I bought a book yesterday. On Beauty, by Zadie Smith, who I had never heard of until that moment. I began reading it today with an open mind and much hope of a good novel. Frankly, I’m disappointed.
After a little research, I’m somewhat daunted to have the (perhaps uninformed) opinion of the book and her writing. She is: a) a British writer (I foolishly worship the British. It’s their accents); b) 3 years older than me (this proves that I’m lazy. On Beauty is her third book. How many books do I have? None.); c) she’s a Radcliffe Fellow at Harvard University; d) when I Google her name, there are 1.35 million results (compared to the paltry 85 when I Google my name).
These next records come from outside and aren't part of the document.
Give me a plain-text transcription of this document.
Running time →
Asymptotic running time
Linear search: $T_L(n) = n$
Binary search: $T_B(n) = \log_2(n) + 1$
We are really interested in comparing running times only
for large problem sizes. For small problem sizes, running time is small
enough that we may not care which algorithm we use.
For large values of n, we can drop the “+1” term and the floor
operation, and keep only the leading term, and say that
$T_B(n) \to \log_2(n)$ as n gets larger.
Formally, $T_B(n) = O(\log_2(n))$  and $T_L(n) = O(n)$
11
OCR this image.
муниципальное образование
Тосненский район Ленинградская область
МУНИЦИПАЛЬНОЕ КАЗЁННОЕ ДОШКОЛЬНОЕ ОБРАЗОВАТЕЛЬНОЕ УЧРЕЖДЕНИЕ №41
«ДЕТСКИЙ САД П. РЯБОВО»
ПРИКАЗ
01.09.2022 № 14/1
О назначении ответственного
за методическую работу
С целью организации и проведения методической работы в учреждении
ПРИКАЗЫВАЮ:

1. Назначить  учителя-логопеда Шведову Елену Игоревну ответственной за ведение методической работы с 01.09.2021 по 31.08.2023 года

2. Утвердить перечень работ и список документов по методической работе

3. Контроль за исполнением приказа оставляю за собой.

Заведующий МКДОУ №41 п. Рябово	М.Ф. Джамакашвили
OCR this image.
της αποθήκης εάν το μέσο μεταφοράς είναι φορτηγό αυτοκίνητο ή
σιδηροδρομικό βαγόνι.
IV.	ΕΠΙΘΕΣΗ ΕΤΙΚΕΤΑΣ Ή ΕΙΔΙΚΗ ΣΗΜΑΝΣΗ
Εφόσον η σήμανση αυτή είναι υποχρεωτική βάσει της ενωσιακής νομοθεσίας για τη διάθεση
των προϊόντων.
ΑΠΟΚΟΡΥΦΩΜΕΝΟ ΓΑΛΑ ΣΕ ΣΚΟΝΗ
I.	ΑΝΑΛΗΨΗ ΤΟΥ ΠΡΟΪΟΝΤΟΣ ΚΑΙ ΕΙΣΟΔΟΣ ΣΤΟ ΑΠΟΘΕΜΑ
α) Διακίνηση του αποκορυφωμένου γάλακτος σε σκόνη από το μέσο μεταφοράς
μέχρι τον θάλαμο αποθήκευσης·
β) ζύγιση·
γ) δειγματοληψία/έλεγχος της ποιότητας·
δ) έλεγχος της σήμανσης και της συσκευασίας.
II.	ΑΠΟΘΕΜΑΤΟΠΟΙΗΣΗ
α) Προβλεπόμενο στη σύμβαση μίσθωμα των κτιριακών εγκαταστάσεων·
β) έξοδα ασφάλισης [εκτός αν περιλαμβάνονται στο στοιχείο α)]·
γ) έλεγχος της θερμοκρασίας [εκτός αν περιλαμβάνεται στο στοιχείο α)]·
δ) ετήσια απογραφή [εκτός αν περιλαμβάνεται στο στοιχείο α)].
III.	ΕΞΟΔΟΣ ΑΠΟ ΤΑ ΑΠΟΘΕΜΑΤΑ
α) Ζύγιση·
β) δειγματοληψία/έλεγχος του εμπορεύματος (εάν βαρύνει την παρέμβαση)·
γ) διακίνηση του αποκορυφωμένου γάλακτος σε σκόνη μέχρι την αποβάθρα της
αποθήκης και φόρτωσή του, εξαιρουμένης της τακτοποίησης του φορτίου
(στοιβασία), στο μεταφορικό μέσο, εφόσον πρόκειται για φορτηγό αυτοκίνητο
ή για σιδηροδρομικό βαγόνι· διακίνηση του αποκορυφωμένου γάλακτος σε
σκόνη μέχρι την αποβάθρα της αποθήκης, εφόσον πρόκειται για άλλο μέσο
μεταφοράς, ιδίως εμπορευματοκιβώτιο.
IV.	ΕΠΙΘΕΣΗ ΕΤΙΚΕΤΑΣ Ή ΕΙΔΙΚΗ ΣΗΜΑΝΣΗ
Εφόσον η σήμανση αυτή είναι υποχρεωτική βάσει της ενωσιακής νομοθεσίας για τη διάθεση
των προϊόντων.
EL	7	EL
So, how can I find her writing so crappy when Harvard adores her enough to bring her into their flock? With all the acclaim, how can I think she sucks? I don’t know. That’s the point. I’m confused.
Let me explain why I think the book is so terrible.
1) In the opening scenes, after the emails from the oldest son of this family, there is some kind of secret argument going on between the husband and wife. Or perhaps it’s not secret and I’m just daft. What happens is that the reader (me) can’t really tell it’s an argument because there are lots of metaphors and conversations. Smith seems to be attempting to capture the familiarity and intuitive way a family works. She does a lot of describing of the small, unimportant details (or, I would think they’re unimportant), like every single action a character engages in while speaking.
At one point the mother, Kiki, has been arguing with her husband and starts talking to the younger son. Suddenly she bends at the hips. The author is about to launch into a description of how Kiki is retying her head-dress. But the structure of the sentences in the paragraph is incredibly awkward. Maybe I’m wrong but we read one sentence at a time. You can’t just cut stuff off. In the middle of an idea. It’s uncomfortable to read. How she bends at the hips. Then tips her head forward and releases her hair. Personally, it would have been smoother to combine those ideas, so the reader isn’t left with this image of Kiki bending at the hips for no good reason.
Plus Kiki and Howard (the husband), are immediately at incredible odds with each other. Suddenly Kiki is asking Howard why he’s displaying so much animosity towards the family. And we, as readers, have no idea where her indignation at Howard has come from.
Or, it could just be me. Maybe I’m the only one who didn’t know why Kiki was angrily throwing stuff into her bag out of the blue and saying things to Howard in short, clipped sentences.
So far, the only thing beautiful about this book is the cover, which is indeed classy.